Julia is attending a conference and I am taking the time to write. Well, rewrite actually. I have a few bits of housekeeping to get sorted, short stories that need redrafting for submission elsewhere, and then it's back on to the main novels.
I had also planned to record some podcasts while I was up here, but then I saw this: Behringer USB Podcast Kit. If anyone wants to contribute to help me get it, then it will get the podcasts up here a lot faster!
Anyway, I'm back in my hometown. It's strange, my home is no longer here, and yet the taxi ride from the station was more familiar to me than any journey I might make in London. It was as if I had only left on a short holiday, and was coming back to my true home.
Today I went in to the town centre. It's sad, every time I revisit Paisley, to see which shops are no longer there, and how nothing has replaced them. The town is dying. The local businesses and councillors can argue all they want about the influence of Braehead and Glasgow being just on the doorstop, but the simple fact of the matter is that the people of Paisley wouldn't go to Braehead or Glasgow if Paisley had a halfway decent range of shops. And no retailer will move in without other retailers being there. And so the rot sets in.
I live in one of the outer suburbs of London. It is smaller than Paisley, with a smaller population, and yet even it has a better range of shops than Paisley. If I need to go shopping, I rarely go in to Central London. I go to Hounslow, and if I can't get what I want there, I go to Kingston.
This is no longer the town I grew up in. When I was growing up, Glasgow was where you needed to go rarely, for fancy items you couldn't get in the shops in Paisley. Now, if I lived here, I couldn't imagine favouring Paisley over Glasgow for any shopping, outside of food.
The nostalgia of it being ten years since I left high school (and effectively started to move away from Paisley) has evoked a sense of homesickness in me. But I think this visit will kill any last vestiges of that feeling.

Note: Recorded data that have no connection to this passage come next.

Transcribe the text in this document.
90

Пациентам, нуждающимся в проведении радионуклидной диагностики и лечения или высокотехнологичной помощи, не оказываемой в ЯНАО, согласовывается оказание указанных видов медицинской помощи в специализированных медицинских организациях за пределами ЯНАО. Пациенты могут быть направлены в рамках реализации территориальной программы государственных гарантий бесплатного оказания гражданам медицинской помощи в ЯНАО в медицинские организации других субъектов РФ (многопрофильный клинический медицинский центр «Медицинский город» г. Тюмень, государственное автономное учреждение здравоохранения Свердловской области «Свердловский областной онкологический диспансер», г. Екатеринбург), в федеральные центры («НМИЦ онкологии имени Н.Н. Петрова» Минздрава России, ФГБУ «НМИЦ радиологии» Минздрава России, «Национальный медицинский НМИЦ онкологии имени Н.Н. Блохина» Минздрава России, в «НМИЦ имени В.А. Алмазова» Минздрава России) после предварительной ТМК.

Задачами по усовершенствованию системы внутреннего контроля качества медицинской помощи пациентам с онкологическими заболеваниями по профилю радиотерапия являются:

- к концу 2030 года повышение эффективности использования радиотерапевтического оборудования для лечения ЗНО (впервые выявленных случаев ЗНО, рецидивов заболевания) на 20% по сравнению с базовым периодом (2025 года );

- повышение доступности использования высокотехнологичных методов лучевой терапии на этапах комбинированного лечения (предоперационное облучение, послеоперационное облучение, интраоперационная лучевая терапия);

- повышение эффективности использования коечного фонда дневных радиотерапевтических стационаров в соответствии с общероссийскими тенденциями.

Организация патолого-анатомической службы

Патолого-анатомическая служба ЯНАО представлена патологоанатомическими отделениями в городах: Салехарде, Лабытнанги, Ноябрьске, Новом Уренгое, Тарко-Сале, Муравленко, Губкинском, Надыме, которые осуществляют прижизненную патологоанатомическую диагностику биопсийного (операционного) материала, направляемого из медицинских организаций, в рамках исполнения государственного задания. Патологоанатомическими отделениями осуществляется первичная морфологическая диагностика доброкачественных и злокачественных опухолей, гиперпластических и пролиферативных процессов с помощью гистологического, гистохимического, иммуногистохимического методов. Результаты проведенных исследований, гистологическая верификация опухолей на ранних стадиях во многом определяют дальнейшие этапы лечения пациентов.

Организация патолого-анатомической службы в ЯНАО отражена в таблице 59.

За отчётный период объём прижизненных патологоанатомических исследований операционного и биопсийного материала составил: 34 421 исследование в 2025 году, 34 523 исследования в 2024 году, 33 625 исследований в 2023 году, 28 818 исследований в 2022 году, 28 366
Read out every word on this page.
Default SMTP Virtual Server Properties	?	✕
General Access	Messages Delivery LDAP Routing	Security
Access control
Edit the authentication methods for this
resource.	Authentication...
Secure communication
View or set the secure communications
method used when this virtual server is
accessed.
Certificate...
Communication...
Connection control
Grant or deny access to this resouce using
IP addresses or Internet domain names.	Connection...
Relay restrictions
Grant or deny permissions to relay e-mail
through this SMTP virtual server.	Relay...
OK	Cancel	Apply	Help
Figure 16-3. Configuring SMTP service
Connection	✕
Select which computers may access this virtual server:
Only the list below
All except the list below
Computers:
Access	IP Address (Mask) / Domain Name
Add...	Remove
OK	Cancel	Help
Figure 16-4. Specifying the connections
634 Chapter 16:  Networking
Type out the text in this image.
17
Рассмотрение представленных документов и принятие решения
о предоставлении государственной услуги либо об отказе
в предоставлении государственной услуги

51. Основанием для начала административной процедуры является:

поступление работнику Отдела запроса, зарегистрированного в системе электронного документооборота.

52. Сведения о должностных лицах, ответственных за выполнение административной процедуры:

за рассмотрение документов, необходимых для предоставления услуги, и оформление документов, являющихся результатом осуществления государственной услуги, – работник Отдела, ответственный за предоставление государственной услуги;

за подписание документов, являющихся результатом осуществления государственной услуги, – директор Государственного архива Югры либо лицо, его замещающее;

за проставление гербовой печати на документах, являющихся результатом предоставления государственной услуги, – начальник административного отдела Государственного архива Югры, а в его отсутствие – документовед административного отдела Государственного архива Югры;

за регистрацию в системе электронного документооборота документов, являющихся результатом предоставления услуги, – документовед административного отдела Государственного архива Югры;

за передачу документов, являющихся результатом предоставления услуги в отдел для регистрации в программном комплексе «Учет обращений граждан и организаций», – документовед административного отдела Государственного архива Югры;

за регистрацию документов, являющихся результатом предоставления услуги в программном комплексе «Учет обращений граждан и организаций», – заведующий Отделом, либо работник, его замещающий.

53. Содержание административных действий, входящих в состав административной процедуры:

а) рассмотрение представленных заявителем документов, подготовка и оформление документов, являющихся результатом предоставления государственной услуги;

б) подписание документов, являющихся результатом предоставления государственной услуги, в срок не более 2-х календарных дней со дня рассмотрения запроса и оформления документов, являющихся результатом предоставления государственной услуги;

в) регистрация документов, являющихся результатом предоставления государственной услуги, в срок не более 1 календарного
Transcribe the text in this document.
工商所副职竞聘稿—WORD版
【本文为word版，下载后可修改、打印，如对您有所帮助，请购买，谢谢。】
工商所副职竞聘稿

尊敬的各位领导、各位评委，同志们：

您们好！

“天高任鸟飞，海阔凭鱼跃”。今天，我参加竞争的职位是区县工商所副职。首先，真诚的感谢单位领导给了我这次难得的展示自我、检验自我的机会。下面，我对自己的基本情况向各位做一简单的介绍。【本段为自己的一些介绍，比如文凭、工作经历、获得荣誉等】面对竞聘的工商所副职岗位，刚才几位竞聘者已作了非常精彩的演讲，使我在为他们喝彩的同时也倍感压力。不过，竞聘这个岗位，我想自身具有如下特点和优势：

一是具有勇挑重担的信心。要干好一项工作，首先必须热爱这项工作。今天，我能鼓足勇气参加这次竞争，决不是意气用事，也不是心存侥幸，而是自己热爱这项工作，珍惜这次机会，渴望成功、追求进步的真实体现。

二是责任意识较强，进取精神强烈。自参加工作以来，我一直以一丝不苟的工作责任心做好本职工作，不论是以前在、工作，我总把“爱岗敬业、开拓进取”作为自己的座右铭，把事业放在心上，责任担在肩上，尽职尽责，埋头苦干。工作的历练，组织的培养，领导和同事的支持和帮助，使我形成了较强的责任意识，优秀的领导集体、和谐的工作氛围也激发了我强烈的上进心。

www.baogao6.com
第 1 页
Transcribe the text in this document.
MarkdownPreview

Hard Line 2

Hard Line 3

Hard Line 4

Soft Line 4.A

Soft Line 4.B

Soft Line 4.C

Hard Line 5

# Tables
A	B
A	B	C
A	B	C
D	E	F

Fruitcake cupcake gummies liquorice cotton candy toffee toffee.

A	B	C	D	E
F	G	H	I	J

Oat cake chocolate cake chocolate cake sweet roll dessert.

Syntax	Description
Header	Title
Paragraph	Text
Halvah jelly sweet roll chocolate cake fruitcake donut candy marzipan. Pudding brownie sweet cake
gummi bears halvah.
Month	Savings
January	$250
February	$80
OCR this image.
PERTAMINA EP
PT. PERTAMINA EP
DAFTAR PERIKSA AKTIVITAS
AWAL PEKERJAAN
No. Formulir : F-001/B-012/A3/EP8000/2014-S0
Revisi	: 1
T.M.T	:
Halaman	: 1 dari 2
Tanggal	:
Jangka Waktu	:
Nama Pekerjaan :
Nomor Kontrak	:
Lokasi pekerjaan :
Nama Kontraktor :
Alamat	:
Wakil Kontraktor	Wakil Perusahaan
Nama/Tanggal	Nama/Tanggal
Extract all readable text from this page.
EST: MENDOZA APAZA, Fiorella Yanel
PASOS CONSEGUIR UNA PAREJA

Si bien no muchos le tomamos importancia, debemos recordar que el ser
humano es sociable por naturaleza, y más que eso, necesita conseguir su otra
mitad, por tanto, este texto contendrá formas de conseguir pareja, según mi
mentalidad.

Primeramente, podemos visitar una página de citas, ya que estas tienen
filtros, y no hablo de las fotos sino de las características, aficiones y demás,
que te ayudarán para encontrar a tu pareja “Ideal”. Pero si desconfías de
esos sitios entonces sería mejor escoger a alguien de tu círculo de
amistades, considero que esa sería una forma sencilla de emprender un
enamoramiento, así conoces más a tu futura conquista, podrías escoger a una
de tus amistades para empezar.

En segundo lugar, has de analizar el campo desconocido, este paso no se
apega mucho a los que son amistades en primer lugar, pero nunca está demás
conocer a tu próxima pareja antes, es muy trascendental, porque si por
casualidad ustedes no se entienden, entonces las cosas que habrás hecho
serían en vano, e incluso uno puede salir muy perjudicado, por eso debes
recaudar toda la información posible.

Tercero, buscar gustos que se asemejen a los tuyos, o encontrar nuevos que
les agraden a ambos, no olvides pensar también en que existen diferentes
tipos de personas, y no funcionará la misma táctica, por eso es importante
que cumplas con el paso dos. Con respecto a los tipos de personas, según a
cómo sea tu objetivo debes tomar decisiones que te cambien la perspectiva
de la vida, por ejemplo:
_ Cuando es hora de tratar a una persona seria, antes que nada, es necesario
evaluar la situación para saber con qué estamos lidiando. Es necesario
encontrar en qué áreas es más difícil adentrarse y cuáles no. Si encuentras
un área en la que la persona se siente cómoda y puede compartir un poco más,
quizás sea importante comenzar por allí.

You take the home from the boy, but not the boy from his home
These are my streets, the only life I've ever known, who says you can't go home
Not so. This is no longer my home. These are no longer my streets. And I know a very different life now. I don't think you can ever belong to London unless you were born there. It is a transient city. So if I don't belong there, and I don't belong in Paisley, where do I belong?
You can't go home. You can never go back.